I liked how the traditional seaside puppet play was weaved into a story about childhood and reminiscence in The Comical Tragedy or Tragical Comedy of Mr Punch by Neil Gaiman and Dave McKean. The graphic novel seems to collage drawings and photographs, blurring reality and creating a dreamlike feel. There is, sometimes, an air of melancholy for an unrecoverable past and this is punctuated by remembered events that involve a favourite ice lolly, no longer available. As the past is relived, however, the confusion of innocence is highlighted; adults behave inconsistently and make insensible remarks.
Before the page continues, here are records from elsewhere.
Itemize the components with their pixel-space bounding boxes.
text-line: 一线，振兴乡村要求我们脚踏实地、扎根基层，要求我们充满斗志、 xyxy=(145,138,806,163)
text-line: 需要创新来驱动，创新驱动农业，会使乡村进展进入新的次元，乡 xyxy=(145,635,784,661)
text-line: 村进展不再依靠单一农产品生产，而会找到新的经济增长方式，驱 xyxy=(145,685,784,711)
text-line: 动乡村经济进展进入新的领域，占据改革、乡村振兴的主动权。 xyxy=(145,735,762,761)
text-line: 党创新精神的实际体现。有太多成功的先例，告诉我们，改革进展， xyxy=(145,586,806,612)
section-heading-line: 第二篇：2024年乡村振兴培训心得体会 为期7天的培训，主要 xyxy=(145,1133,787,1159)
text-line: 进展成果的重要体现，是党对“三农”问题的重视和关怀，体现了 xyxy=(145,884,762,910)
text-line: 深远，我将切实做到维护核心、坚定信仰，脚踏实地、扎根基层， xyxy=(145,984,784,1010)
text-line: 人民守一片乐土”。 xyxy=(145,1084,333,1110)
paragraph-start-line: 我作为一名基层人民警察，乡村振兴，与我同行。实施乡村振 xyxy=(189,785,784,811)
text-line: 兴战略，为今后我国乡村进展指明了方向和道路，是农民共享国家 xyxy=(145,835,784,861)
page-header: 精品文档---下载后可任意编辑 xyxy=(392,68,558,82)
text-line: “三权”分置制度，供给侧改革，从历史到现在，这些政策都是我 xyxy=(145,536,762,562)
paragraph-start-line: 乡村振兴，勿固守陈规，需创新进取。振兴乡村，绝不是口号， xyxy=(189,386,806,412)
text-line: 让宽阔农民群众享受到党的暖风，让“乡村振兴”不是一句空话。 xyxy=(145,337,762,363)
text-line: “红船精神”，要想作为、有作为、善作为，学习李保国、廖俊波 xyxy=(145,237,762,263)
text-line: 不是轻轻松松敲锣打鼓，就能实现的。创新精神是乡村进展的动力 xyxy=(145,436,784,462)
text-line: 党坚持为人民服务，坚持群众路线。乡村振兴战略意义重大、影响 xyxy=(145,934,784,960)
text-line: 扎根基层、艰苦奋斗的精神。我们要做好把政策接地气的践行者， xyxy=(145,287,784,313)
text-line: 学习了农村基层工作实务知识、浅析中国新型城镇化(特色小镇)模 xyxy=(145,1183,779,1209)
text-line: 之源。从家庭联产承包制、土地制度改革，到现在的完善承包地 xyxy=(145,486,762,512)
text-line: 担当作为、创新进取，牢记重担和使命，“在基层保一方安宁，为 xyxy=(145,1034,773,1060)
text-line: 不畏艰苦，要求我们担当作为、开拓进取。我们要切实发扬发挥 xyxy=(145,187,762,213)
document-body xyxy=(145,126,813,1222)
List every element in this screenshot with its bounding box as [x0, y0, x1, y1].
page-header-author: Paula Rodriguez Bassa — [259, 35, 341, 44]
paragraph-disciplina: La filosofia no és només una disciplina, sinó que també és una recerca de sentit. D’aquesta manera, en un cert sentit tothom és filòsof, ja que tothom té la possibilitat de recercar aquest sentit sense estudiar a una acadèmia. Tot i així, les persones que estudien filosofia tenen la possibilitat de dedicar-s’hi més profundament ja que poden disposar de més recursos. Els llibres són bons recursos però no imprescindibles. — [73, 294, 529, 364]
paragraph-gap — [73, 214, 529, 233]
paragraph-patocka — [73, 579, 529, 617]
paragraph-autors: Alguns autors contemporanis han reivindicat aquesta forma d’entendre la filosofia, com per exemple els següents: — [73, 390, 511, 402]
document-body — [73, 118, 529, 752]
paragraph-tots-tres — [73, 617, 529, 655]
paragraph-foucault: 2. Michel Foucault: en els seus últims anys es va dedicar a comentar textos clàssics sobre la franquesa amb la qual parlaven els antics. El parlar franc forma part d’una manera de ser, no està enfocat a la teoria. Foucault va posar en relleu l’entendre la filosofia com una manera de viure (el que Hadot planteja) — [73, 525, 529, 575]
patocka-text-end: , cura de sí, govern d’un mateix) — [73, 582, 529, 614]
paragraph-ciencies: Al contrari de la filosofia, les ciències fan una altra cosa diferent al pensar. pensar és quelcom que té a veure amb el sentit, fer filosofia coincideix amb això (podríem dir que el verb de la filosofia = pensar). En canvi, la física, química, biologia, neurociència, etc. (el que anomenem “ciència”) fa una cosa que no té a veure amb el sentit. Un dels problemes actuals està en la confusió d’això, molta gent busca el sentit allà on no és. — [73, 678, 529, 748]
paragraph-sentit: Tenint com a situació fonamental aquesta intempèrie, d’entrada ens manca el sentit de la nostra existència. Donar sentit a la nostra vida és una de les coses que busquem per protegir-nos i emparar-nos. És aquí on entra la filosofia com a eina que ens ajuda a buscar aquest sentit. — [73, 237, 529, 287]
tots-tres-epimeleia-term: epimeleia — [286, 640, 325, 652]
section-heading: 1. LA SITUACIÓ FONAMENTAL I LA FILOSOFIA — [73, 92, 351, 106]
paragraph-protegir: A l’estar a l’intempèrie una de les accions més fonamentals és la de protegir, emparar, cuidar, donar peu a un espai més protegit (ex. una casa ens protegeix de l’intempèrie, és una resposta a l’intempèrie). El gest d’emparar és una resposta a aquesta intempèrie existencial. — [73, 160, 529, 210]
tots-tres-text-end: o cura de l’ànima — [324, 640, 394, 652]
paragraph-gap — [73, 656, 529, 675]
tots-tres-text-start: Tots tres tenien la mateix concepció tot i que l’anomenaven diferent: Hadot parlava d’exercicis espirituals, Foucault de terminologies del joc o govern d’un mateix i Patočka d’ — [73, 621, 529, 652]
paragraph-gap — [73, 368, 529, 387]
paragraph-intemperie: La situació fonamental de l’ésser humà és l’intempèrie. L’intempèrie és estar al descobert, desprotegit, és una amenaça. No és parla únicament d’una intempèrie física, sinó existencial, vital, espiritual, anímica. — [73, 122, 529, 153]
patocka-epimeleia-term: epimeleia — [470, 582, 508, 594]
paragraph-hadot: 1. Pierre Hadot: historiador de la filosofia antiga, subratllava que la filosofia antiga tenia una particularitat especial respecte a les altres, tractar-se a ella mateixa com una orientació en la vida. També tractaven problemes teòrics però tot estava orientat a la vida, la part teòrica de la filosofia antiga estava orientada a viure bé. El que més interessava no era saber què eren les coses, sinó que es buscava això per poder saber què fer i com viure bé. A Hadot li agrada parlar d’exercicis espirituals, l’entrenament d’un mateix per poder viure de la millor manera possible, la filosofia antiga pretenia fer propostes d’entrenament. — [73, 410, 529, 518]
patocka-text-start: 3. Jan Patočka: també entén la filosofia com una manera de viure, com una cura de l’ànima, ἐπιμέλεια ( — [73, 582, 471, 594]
The book shows childhood as a, sometimes, frightening time.
Mr Punch shows up at various points of the story in short bursts, as if his violent nature cannot be borne for long; that he manages to kill several characters and not be punished is a strange message for a children’s seaside entertainment show, given our cultural behaviour around crime and punishment. On the other hand perhaps it’s not so strange; not all crime is punished, especially crime sanctioned by government – for example, killing people is a crime unless you’re a member of the armed forces and have been ordered to kill people labelled as “the enemy”.
Mr Punch manages to kill everyone who opposes him, including The Devil, and this is where the play ends. In Gaiman and McKean’s version, Mr Punch says, “Hooray! Hooray! The Devil is dead! Now everybody is free to do whatever they wish!” Is Mr Punch a hero or a villain? The statement reflects a truthful reality: people are not all good or all bad (if we are even good and bad at all – surely, these are concepts made up for moral purposes?).
I like the idea of using a story within a story and the dark aesthetic in Gaiman and McKean’s book works well. It feels layered in its presentation as well as in its storytelling: the photographs and drawings create a sense of texture that is often disturbing. It would be interesting to put sounds to this story.
The deep orange and blue of the sunset provide the backdrop for the silhouettes. I glanced out of my window and felt awe. I like the idea of using colour with silhouettes.